I had previously been under the impression that if a concept were to be “invalid”, it’d have the “invalid_reason” populated and the “valid_end_date” set to the date of deprecation; and similarly that if a “valid_end_date” is NOT the default of 2099-12-31 then we would expect for the “invalid_reason” to be populated.

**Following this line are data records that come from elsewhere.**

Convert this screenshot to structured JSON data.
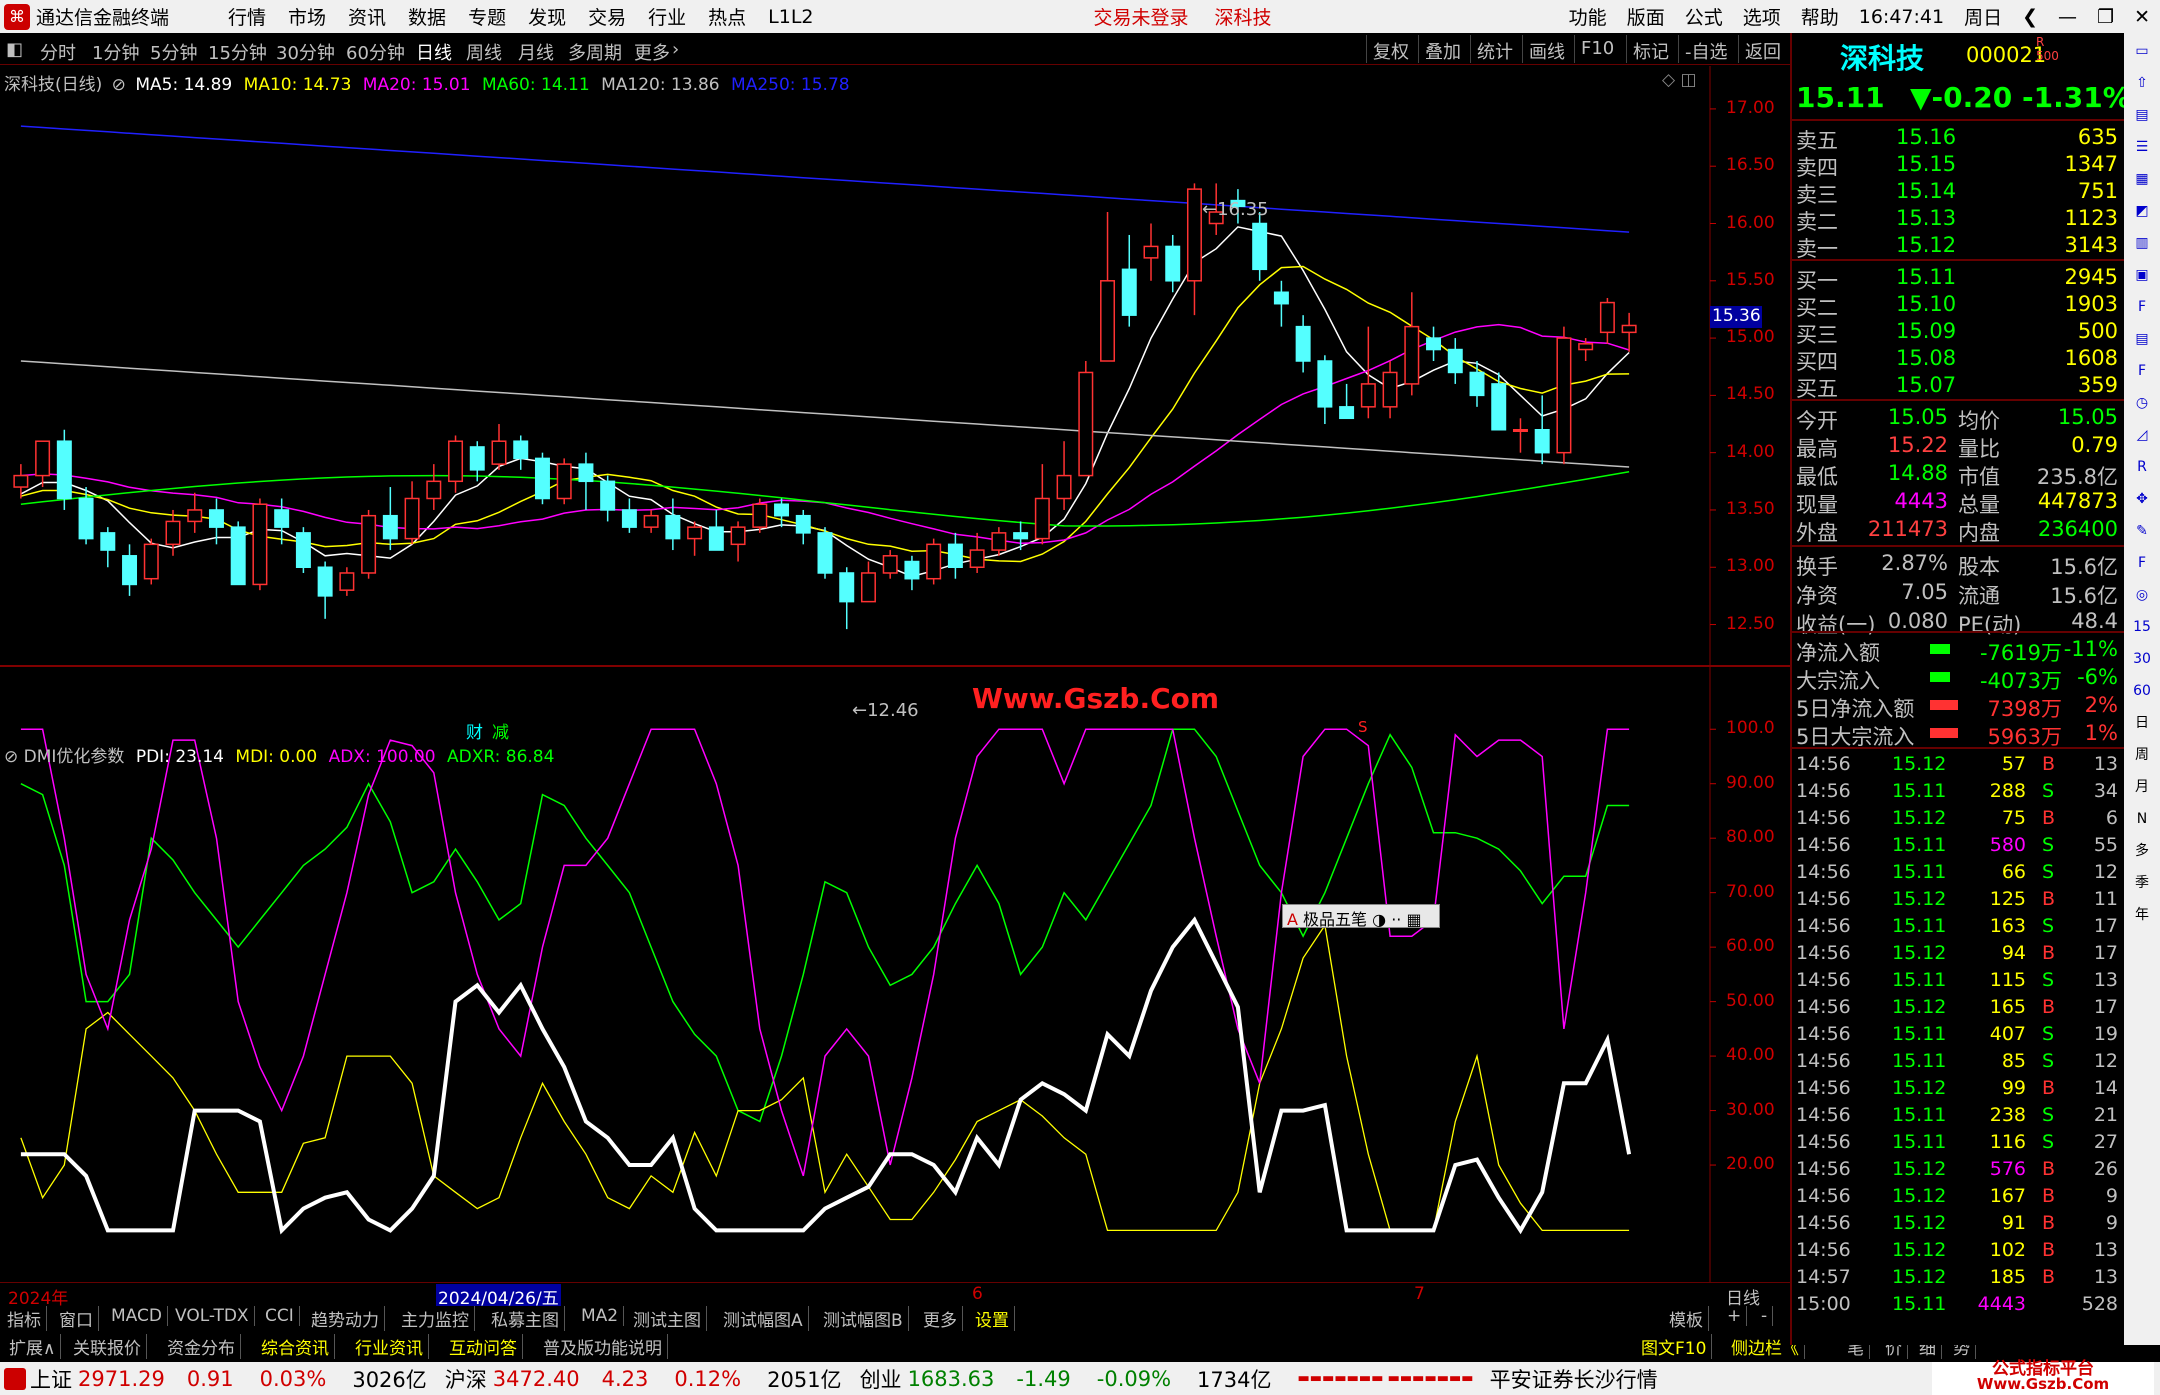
{
  "titlebar": {
    "app": "通达信金融终端",
    "menus": [
      "行情",
      "市场",
      "资讯",
      "数据",
      "专题",
      "发现",
      "交易",
      "行业",
      "热点",
      "L1L2"
    ],
    "login": "交易未登录",
    "stock": "深科技",
    "right": [
      "功能",
      "版面",
      "公式",
      "选项",
      "帮助"
    ],
    "time": "16:47:41",
    "weekday": "周日"
  },
  "toolbar": {
    "periods": [
      "分时",
      "1分钟",
      "5分钟",
      "15分钟",
      "30分钟",
      "60分钟",
      "日线",
      "周线",
      "月线",
      "多周期",
      "更多"
    ],
    "selected": "日线",
    "right": [
      "复权",
      "叠加",
      "统计",
      "画线",
      "F10",
      "标记",
      "-自选",
      "返回"
    ]
  },
  "main_legend": {
    "name": "深科技(日线)",
    "ma": [
      {
        "k": "MA5: 14.89",
        "c": "#ffffff"
      },
      {
        "k": "MA10: 14.73",
        "c": "#ffff00"
      },
      {
        "k": "MA20: 15.01",
        "c": "#ff00ff"
      },
      {
        "k": "MA60: 14.11",
        "c": "#00ff00"
      },
      {
        "k": "MA120: 13.86",
        "c": "#c0c0c0"
      },
      {
        "k": "MA250: 15.78",
        "c": "#2020ff"
      }
    ]
  },
  "price_axis": [
    "17.00",
    "16.50",
    "16.00",
    "15.50",
    "15.00",
    "14.50",
    "14.00",
    "13.50",
    "13.00",
    "12.50"
  ],
  "price_marker": "15.36",
  "annotations": {
    "high": "16.35",
    "low": "12.46",
    "watermark": "Www.Gszb.Com",
    "cai": "财",
    "jian": "减",
    "s": "S"
  },
  "dmi_legend": {
    "name": "DMI优化参数",
    "items": [
      {
        "k": "PDI: 23.14",
        "c": "#ffffff"
      },
      {
        "k": "MDI: 0.00",
        "c": "#ffff00"
      },
      {
        "k": "ADX: 100.00",
        "c": "#ff00ff"
      },
      {
        "k": "ADXR: 86.84",
        "c": "#00ff00"
      }
    ]
  },
  "dmi_axis": [
    "100.0",
    "90.00",
    "80.00",
    "70.00",
    "60.00",
    "50.00",
    "40.00",
    "30.00",
    "20.00"
  ],
  "ime": "极品五笔",
  "date_axis": {
    "left": "2024年",
    "mid": "2024/04/26/五",
    "m6": "6",
    "m7": "7",
    "right": "日线"
  },
  "bottom_tabs": [
    "指标",
    "窗口",
    "MACD",
    "VOL-TDX",
    "CCI",
    "趋势动力",
    "主力监控",
    "私募主图",
    "MA2",
    "测试主图",
    "测试幅图A",
    "测试幅图B",
    "更多",
    "设置"
  ],
  "bottom_right": [
    "模板",
    "+",
    "-"
  ],
  "bottom_tabs2": [
    "扩展∧",
    "关联报价",
    "资金分布",
    "综合资讯",
    "行业资讯",
    "互动问答",
    "普及版功能说明"
  ],
  "bottom_right2": [
    "图文F10",
    "侧边栏《",
    "笔",
    "价",
    "细",
    "势"
  ],
  "quote": {
    "name": "深科技",
    "code": "000021",
    "price": "15.11",
    "change": "▼-0.20",
    "pct": "-1.31%",
    "sell": [
      [
        "卖五",
        "15.16",
        "635"
      ],
      [
        "卖四",
        "15.15",
        "1347"
      ],
      [
        "卖三",
        "15.14",
        "751"
      ],
      [
        "卖二",
        "15.13",
        "1123"
      ],
      [
        "卖一",
        "15.12",
        "3143"
      ]
    ],
    "buy": [
      [
        "买一",
        "15.11",
        "2945"
      ],
      [
        "买二",
        "15.10",
        "1903"
      ],
      [
        "买三",
        "15.09",
        "500"
      ],
      [
        "买四",
        "15.08",
        "1608"
      ],
      [
        "买五",
        "15.07",
        "359"
      ]
    ],
    "stats": [
      [
        "今开",
        "15.05",
        "均价",
        "15.05"
      ],
      [
        "最高",
        "15.22",
        "量比",
        "0.79"
      ],
      [
        "最低",
        "14.88",
        "市值",
        "235.8亿"
      ],
      [
        "现量",
        "4443",
        "总量",
        "447873"
      ],
      [
        "外盘",
        "211473",
        "内盘",
        "236400"
      ]
    ],
    "stats2": [
      [
        "换手",
        "2.87%",
        "股本",
        "15.6亿"
      ],
      [
        "净资",
        "7.05",
        "流通",
        "15.6亿"
      ],
      [
        "收益(一)",
        "0.080",
        "PE(动)",
        "48.4"
      ]
    ],
    "flows": [
      [
        "净流入额",
        "-7619万",
        "-11%"
      ],
      [
        "大宗流入",
        "-4073万",
        "-6%"
      ],
      [
        "5日净流入额",
        "7398万",
        "2%"
      ],
      [
        "5日大宗流入",
        "5963万",
        "1%"
      ]
    ],
    "ticks": [
      [
        "14:56",
        "15.12",
        "57",
        "B",
        "13"
      ],
      [
        "14:56",
        "15.11",
        "288",
        "S",
        "34"
      ],
      [
        "14:56",
        "15.12",
        "75",
        "B",
        "6"
      ],
      [
        "14:56",
        "15.11",
        "580",
        "S",
        "55"
      ],
      [
        "14:56",
        "15.11",
        "66",
        "S",
        "12"
      ],
      [
        "14:56",
        "15.12",
        "125",
        "B",
        "11"
      ],
      [
        "14:56",
        "15.11",
        "163",
        "S",
        "17"
      ],
      [
        "14:56",
        "15.12",
        "94",
        "B",
        "17"
      ],
      [
        "14:56",
        "15.11",
        "115",
        "S",
        "13"
      ],
      [
        "14:56",
        "15.12",
        "165",
        "B",
        "17"
      ],
      [
        "14:56",
        "15.11",
        "407",
        "S",
        "19"
      ],
      [
        "14:56",
        "15.11",
        "85",
        "S",
        "12"
      ],
      [
        "14:56",
        "15.12",
        "99",
        "B",
        "14"
      ],
      [
        "14:56",
        "15.11",
        "238",
        "S",
        "21"
      ],
      [
        "14:56",
        "15.11",
        "116",
        "S",
        "27"
      ],
      [
        "14:56",
        "15.12",
        "576",
        "B",
        "26"
      ],
      [
        "14:56",
        "15.12",
        "167",
        "B",
        "9"
      ],
      [
        "14:56",
        "15.12",
        "91",
        "B",
        "9"
      ],
      [
        "14:56",
        "15.12",
        "102",
        "B",
        "13"
      ],
      [
        "14:57",
        "15.12",
        "185",
        "B",
        "13"
      ],
      [
        "15:00",
        "15.11",
        "4443",
        "",
        "528"
      ]
    ]
  },
  "status": {
    "indices": [
      [
        "上证",
        "2971.29",
        "0.91",
        "0.03%",
        "3026亿"
      ],
      [
        "沪深",
        "3472.40",
        "4.23",
        "0.12%",
        "2051亿"
      ],
      [
        "创业",
        "1683.63",
        "-1.49",
        "-0.09%",
        "1734亿"
      ]
    ],
    "bars": "▬▬▬▬▬▬▬ ▬▬▬▬▬▬▬",
    "broker": "平安证券长沙行情",
    "logo": "公式指标平台",
    "logo_url": "Www.Gszb.Com"
  },
  "sidebar_labels": [
    "日",
    "周",
    "月",
    "N",
    "多",
    "季",
    "年"
  ],
  "chart_data": {
    "type": "candlestick",
    "candles": [
      [
        13.7,
        13.8,
        13.9,
        13.6
      ],
      [
        13.8,
        14.1,
        14.1,
        13.7
      ],
      [
        14.1,
        13.6,
        14.2,
        13.5
      ],
      [
        13.6,
        13.25,
        13.7,
        13.2
      ],
      [
        13.3,
        13.15,
        13.35,
        13.0
      ],
      [
        13.1,
        12.85,
        13.2,
        12.75
      ],
      [
        12.9,
        13.2,
        13.25,
        12.85
      ],
      [
        13.2,
        13.4,
        13.5,
        13.1
      ],
      [
        13.4,
        13.5,
        13.65,
        13.3
      ],
      [
        13.5,
        13.35,
        13.6,
        13.2
      ],
      [
        13.35,
        12.85,
        13.4,
        12.85
      ],
      [
        12.85,
        13.55,
        13.6,
        12.8
      ],
      [
        13.5,
        13.35,
        13.6,
        13.2
      ],
      [
        13.3,
        13.0,
        13.35,
        12.95
      ],
      [
        13.0,
        12.75,
        13.05,
        12.55
      ],
      [
        12.8,
        12.95,
        13.0,
        12.75
      ],
      [
        12.95,
        13.45,
        13.5,
        12.9
      ],
      [
        13.45,
        13.25,
        13.7,
        13.15
      ],
      [
        13.25,
        13.6,
        13.75,
        13.2
      ],
      [
        13.6,
        13.75,
        13.9,
        13.5
      ],
      [
        13.75,
        14.1,
        14.15,
        13.65
      ],
      [
        14.05,
        13.85,
        14.1,
        13.75
      ],
      [
        13.9,
        14.1,
        14.25,
        13.85
      ],
      [
        14.1,
        13.95,
        14.15,
        13.85
      ],
      [
        13.95,
        13.6,
        14.0,
        13.55
      ],
      [
        13.6,
        13.9,
        13.95,
        13.55
      ],
      [
        13.9,
        13.75,
        14.0,
        13.5
      ],
      [
        13.75,
        13.5,
        13.8,
        13.4
      ],
      [
        13.5,
        13.35,
        13.6,
        13.3
      ],
      [
        13.35,
        13.45,
        13.5,
        13.3
      ],
      [
        13.45,
        13.25,
        13.6,
        13.15
      ],
      [
        13.25,
        13.35,
        13.4,
        13.1
      ],
      [
        13.35,
        13.15,
        13.5,
        13.15
      ],
      [
        13.2,
        13.35,
        13.4,
        13.05
      ],
      [
        13.35,
        13.55,
        13.6,
        13.3
      ],
      [
        13.55,
        13.45,
        13.6,
        13.35
      ],
      [
        13.45,
        13.3,
        13.5,
        13.2
      ],
      [
        13.3,
        12.95,
        13.35,
        12.9
      ],
      [
        12.95,
        12.7,
        13.0,
        12.46
      ],
      [
        12.7,
        12.95,
        13.05,
        12.7
      ],
      [
        12.95,
        13.1,
        13.15,
        12.9
      ],
      [
        13.05,
        12.9,
        13.1,
        12.8
      ],
      [
        12.9,
        13.2,
        13.25,
        12.85
      ],
      [
        13.2,
        13.0,
        13.3,
        12.9
      ],
      [
        13.0,
        13.15,
        13.3,
        12.95
      ],
      [
        13.15,
        13.3,
        13.35,
        13.1
      ],
      [
        13.3,
        13.25,
        13.4,
        13.15
      ],
      [
        13.25,
        13.6,
        13.9,
        13.2
      ],
      [
        13.6,
        13.8,
        14.1,
        13.5
      ],
      [
        13.8,
        14.7,
        14.8,
        13.8
      ],
      [
        14.8,
        15.5,
        16.1,
        14.8
      ],
      [
        15.6,
        15.2,
        15.9,
        15.1
      ],
      [
        15.7,
        15.8,
        16.0,
        15.5
      ],
      [
        15.8,
        15.5,
        15.9,
        15.4
      ],
      [
        15.5,
        16.3,
        16.35,
        15.2
      ],
      [
        16.0,
        16.1,
        16.35,
        15.9
      ],
      [
        16.2,
        16.15,
        16.3,
        16.0
      ],
      [
        16.0,
        15.6,
        16.1,
        15.5
      ],
      [
        15.4,
        15.3,
        15.5,
        15.1
      ],
      [
        15.1,
        14.8,
        15.2,
        14.7
      ],
      [
        14.8,
        14.4,
        14.85,
        14.25
      ],
      [
        14.4,
        14.3,
        14.6,
        14.3
      ],
      [
        14.4,
        14.6,
        15.1,
        14.3
      ],
      [
        14.4,
        14.7,
        14.8,
        14.3
      ],
      [
        14.6,
        15.1,
        15.4,
        14.5
      ],
      [
        15.0,
        14.9,
        15.1,
        14.8
      ],
      [
        14.9,
        14.7,
        15.0,
        14.6
      ],
      [
        14.7,
        14.5,
        14.8,
        14.4
      ],
      [
        14.6,
        14.2,
        14.7,
        14.2
      ],
      [
        14.2,
        14.2,
        14.3,
        14.0
      ],
      [
        14.2,
        14.0,
        14.5,
        13.9
      ],
      [
        14.0,
        15.0,
        15.1,
        13.9
      ],
      [
        14.9,
        14.95,
        15.0,
        14.8
      ],
      [
        15.05,
        15.31,
        15.35,
        14.95
      ],
      [
        15.05,
        15.11,
        15.22,
        14.88
      ]
    ],
    "ma_series": [
      {
        "name": "MA5",
        "color": "#ffffff"
      },
      {
        "name": "MA10",
        "color": "#ffff00"
      },
      {
        "name": "MA20",
        "color": "#ff00ff"
      },
      {
        "name": "MA60",
        "color": "#00ff00"
      },
      {
        "name": "MA120",
        "color": "#c0c0c0"
      },
      {
        "name": "MA250",
        "color": "#2020ff"
      }
    ],
    "ylim": [
      12.4,
      17.2
    ],
    "dmi": {
      "ylim": [
        0,
        105
      ],
      "PDI": [
        22,
        22,
        22,
        18,
        8,
        8,
        8,
        8,
        30,
        30,
        30,
        28,
        8,
        12,
        14,
        15,
        10,
        8,
        12,
        18,
        50,
        53,
        48,
        53,
        45,
        38,
        28,
        25,
        20,
        20,
        25,
        12,
        8,
        8,
        8,
        8,
        8,
        12,
        14,
        16,
        22,
        22,
        20,
        15,
        25,
        20,
        32,
        35,
        33,
        30,
        44,
        40,
        52,
        60,
        65,
        57,
        49,
        15,
        30,
        30,
        31,
        8,
        8,
        8,
        8,
        8,
        20,
        21,
        14,
        8,
        15,
        35,
        35,
        43,
        22
      ],
      "MDI": [
        25,
        14,
        20,
        45,
        48,
        44,
        40,
        36,
        30,
        22,
        15,
        15,
        15,
        24,
        25,
        40,
        40,
        40,
        35,
        18,
        15,
        12,
        14,
        25,
        35,
        28,
        22,
        14,
        12,
        18,
        15,
        26,
        18,
        30,
        30,
        32,
        36,
        15,
        22,
        16,
        10,
        10,
        15,
        21,
        28,
        30,
        32,
        29,
        25,
        22,
        8,
        8,
        8,
        8,
        8,
        8,
        15,
        35,
        45,
        58,
        64,
        40,
        22,
        8,
        8,
        8,
        28,
        40,
        20,
        13,
        8,
        8,
        8,
        8,
        8
      ],
      "ADX": [
        100,
        100,
        80,
        55,
        45,
        65,
        78,
        98,
        98,
        80,
        50,
        38,
        30,
        40,
        55,
        70,
        88,
        98,
        97,
        92,
        70,
        55,
        45,
        40,
        60,
        75,
        75,
        80,
        90,
        100,
        100,
        100,
        90,
        75,
        45,
        30,
        18,
        40,
        45,
        40,
        20,
        36,
        55,
        80,
        95,
        100,
        100,
        100,
        90,
        100,
        100,
        100,
        100,
        100,
        80,
        62,
        45,
        35,
        70,
        95,
        100,
        100,
        97,
        62,
        62,
        65,
        99,
        95,
        98,
        98,
        95,
        45,
        70,
        100,
        100
      ],
      "ADXR": [
        90,
        88,
        75,
        50,
        50,
        55,
        80,
        76,
        70,
        65,
        60,
        65,
        70,
        75,
        78,
        82,
        90,
        83,
        70,
        72,
        78,
        72,
        65,
        68,
        88,
        86,
        80,
        75,
        70,
        60,
        50,
        44,
        40,
        30,
        28,
        40,
        55,
        72,
        70,
        60,
        53,
        55,
        60,
        68,
        75,
        68,
        55,
        60,
        70,
        65,
        72,
        79,
        86,
        100,
        100,
        95,
        85,
        75,
        70,
        62,
        70,
        80,
        90,
        99,
        93,
        81,
        81,
        80,
        78,
        74,
        68,
        73,
        73,
        86,
        86
      ]
    }
  }
}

Today I was surprised to discover that this query (on vocabulary v5.0 27-FEB-25):
select
vocabulary_id,
standard_concept,
count(*)
from
vocab.concept
where
invalid_reason is null
and valid_end_date <= now()
group by
vocabulary_id,
standard_concept
;
returns these results:
vocabulary_id
standard_concept
count
CMS Place of Service
S
1
CMS Place of Service
3
CPT4
C
324
CPT4
S
1719
CPT4
431
HCPCS
S
3028
HCPCS
969
ICD10PCS
S
4745
ICD10PCS
29
ICD9Proc
S
5
ICD9Proc
1
At first I was worried that something had gone awry in our version of the vocabularies, but I ultimately discovered a forums post describing why this happened for ICD10PCS: ICD10PCS: bringing back deprecated codes. In the post, there’s a comment that also alludes to this being the case for CPT4 and HCPCS.
My colleague wisely thought to consult the Book of OHDSI and found that Chapter 5 has this documented:
Reused code for another new concept
Description: The vocabulary reused the concept code of this deprecated concept for a new concept.
VALID_START_DATE: Day of instantiation of concept, if that is not known day of incorporation of concept in Vocabularies, if that is not known 1970-1-1.
VALID_END_DATE: Day in the past indicating deprecation, or if that is not known day of vocabulary refresh where concept in vocabulary went missing or set to inactive.
INVALID_REASON: “R”
However, I can’t find any other documentation referencing the use of “R” – and I’m only seeing values of D, U and NULL in the field (at least, for the vocabularies we’ve downloaded).
So I have a couple of questions:
Are these concepts I’ve flagged instances where the source vocabularies “replaced” / “reused” their own codes?
Should these have invalid_reason = 'R'?
Could we update documentation to make this clearer for future folks?
Hi Will!
Reuse (by the source) and resurrection (in OMOP) are different problems.
Those that you found were not reused, and therefore should not be marked with “R”.
But those that should are not at the moment because this change wasn’t implemented yet. So the Book of OHDSI is not that outdated. In this case it describes the future
Thanks for the quick response - this is helpful. Good to know about the Book of OHDSI describing the desired future state!
For the “zombies” that is helpful - I think I’m understanding the distinction. My question is the github article specifically calls out that these concepts should have standard_concept = 'S'. But I’m seeing instances where they are non-standard or classification. I can see how the same logic applies to the classification concepts, but I’m not sure about the non-standard. Is there a reason those fall into the category of having invalid_reason as NULL?
@wtroddy Good catch!
These are one-legged zombies.
It happens because the decisions to make concepts zombies are applied on the vocabulary level.
What happens next on individual vocabulary run is:
we make them zombies (Standard and valid even though the end_date is in the past)
some of these zombies got mappings to the proper Standard targets which makes them non-Standard
but we still leave them valid even though we don’t need the rule exception anymore
the generic_update function on the integration step passes them through because it believes they’re true zombies.
@m-khitrun we need to fix that at some point. Don’t you mind creating the github issue?
Thanks, Alexander! That makes perfect sense how they came to be. Looking forward to the future fix for this.
Just a thought - I know there’s some discussion about a Book of OHDSI 2.0, it might be worthwhile to think about how to incorporate some of the topics from the vocabulary github wiki or at least point to the additional resource.